衣料の変化が切り開く新たな歴史学
昨年、二十世紀の歴史学を総括し、『20世紀日本の歴史学』(吉川弘文館)を著して、これからの歴史学の方向性を模索し、新たな歴史学の可能性を追求し始めた著者が、出発点においたのが本書である(ALL REVIEWS事務局注:本書評執筆年は2004年)。著者は今から十数年前のこと、柳田国男の『木綿以前の事』に触発されながら、『新・木綿以前のこと』(中公新書)を著し、木綿によって日本の衣料革命がおきたことを具体的に明らかにしたが、今回はそれを踏まえつつも、幾つかの反省をこめ、前近代社会における衣料の変遷を苧麻(ちょま)・絹・木綿の三つの衣料に焦点をあてて探っている。
前著では、中世の民衆衣料を苧麻に代表させ、苧麻から木綿へという変化に注目したのであるが、そこでは木綿登場の歴史的な意味を強調するために、やや単線的な捉え方に陥っていたとして、苧麻や絹などの衣料のあり方を調べ、前近代の衣料の変化を総合的に把握しようと努めている。
苧麻とは苧(からむし)や麻を原材料とする布のことであるが、それを調べてゆくと、その製品が単純に民衆の衣料とのみは評価できず、高級な製品もあること、他方で、絹は支配身分と緊密不可分な衣料であったことなどが明らかになった。そこで苧麻・絹・木綿の三つの代表的な衣料の技術・生産・流通の形態を具体的に探るとともに、それらへの国家や支配層の対応について考察したのである。
衣料が自家用のものかどうか、貢納用であったかどうか、商品となっていたかどうか、という三つの変数に注目し、当時の農業生産力や社会分業の水準を考慮しながら、古代から近世にかけての変遷を探っている。

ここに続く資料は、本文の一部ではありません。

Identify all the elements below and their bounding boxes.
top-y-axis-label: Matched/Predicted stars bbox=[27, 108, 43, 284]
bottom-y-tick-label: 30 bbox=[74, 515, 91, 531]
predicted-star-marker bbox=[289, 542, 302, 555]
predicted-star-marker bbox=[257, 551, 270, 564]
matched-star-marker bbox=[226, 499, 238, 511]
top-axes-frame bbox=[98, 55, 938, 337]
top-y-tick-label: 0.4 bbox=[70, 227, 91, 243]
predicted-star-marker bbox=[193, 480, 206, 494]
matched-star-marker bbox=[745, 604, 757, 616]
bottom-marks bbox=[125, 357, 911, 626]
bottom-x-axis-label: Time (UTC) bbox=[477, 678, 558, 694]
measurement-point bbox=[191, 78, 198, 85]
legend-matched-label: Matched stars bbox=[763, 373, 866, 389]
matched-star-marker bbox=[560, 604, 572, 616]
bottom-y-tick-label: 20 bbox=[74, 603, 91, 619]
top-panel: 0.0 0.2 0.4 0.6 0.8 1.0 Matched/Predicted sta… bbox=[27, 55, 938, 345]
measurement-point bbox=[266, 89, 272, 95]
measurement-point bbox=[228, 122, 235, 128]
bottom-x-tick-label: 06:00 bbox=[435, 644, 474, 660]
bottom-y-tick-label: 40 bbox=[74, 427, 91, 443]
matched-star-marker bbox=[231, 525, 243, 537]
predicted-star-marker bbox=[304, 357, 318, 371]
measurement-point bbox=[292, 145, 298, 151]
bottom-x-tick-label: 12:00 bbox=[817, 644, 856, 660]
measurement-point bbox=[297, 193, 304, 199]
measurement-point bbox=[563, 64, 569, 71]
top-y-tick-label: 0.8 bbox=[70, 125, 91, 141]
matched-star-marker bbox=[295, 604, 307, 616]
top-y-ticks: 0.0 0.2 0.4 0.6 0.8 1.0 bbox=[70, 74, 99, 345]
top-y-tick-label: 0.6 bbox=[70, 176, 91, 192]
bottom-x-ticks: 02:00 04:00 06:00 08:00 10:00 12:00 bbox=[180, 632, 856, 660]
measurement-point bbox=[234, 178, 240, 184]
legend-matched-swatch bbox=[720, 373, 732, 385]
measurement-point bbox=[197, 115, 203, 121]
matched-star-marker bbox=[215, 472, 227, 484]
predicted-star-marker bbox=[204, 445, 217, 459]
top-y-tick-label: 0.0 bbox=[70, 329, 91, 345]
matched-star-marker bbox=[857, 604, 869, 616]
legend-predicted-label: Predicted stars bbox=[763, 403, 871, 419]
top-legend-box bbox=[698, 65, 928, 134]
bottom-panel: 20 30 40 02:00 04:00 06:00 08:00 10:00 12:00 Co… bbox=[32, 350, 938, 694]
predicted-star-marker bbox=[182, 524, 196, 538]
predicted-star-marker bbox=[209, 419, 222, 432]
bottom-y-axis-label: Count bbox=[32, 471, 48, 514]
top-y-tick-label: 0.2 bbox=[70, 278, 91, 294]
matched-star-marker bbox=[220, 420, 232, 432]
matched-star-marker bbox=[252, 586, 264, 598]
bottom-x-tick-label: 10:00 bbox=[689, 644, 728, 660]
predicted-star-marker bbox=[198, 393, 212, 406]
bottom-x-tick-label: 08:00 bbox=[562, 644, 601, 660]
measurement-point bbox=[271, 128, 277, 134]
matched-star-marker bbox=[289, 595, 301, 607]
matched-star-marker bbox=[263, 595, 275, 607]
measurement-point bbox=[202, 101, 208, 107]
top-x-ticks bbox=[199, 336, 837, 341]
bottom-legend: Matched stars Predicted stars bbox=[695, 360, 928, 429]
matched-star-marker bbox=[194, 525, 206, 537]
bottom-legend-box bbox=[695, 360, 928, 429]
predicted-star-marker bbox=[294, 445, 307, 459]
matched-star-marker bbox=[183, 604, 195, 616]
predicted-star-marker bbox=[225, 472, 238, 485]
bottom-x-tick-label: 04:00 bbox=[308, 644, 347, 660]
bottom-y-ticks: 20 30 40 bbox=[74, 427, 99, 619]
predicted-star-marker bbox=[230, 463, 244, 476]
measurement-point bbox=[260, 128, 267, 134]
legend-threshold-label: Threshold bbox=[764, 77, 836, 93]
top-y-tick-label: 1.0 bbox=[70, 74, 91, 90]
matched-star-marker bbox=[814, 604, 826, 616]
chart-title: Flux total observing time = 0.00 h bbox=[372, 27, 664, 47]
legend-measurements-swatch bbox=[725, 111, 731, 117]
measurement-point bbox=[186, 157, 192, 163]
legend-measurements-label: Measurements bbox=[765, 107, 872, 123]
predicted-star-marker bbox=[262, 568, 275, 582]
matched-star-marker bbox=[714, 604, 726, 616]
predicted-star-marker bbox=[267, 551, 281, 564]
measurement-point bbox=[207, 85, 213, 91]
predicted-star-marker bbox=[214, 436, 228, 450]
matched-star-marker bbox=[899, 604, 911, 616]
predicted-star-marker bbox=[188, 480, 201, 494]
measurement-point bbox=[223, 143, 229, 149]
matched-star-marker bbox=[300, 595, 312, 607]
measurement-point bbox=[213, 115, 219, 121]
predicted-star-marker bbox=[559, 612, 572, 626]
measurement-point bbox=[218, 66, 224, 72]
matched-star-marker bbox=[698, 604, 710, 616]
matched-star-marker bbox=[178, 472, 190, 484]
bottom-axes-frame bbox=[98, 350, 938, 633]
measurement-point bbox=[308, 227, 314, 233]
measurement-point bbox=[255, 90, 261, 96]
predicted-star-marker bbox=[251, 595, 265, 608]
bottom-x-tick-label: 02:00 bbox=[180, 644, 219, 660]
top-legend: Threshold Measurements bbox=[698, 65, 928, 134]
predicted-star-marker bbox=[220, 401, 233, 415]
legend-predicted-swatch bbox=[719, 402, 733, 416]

日本列島に自生する苧麻を素材として作られた布は、広く民衆の衣料として使われるとともに、上製の布は貢納された。これに対して、大陸から入って古代国家によって身分制度的に生産・製造されたのが、高級製品としての絹であり、また中世末期に広く商品生産されたのが木綿であった。この木綿は多方面に使われ、その登場によって、社会は大きく変化していったことが明らかにされている。
それは苧麻の汎用性、絹の身分性、木綿の商品性に注目して、衣料の歴史から日本列島の社会の展開を見通す作業であると指摘できよう。
こうした作業で思い出されるのは網野善彦の仕事である。著者は『20世紀日本の歴史学』のなかで網野の歴史学の方法を激しく批判したが、こうした列島の社会史の作業を通じて、網野の方法ではない、総合的な歴史学の方法に基づいて、新たな歴史学を切り開こうとしたように思われる。
しかし著者は突然の病魔に襲われ、この七月、わずかに初稿ゲラを見ただけで、亡くなられた。したがって本書はまさにその遺著であって、今後の研究の大きな展開が期待されていただけにまことに残念である。
思えば、網野が正統に対する「異端」の姿勢を常に掲げて、戦後の歴史学の牽引車となってきたのに対し、著者は理論と実証に基づく正統な歴史学の道を歩んで、同じく戦後の歴史学を主導してきた。ともにマルクス主義の歴史学を標榜し、歴史学の可能性を強く主張していただけに、今年になって、この二つの「巨星」を失ったことの損失は計り知れない。
本書を読みつつ、衣料のみならず列島の社会の生活や文化に注目しつつ、歴史を広く捉える必要性を痛感した。三つの素材、三つの変数はそれを探る手がかりとなろう。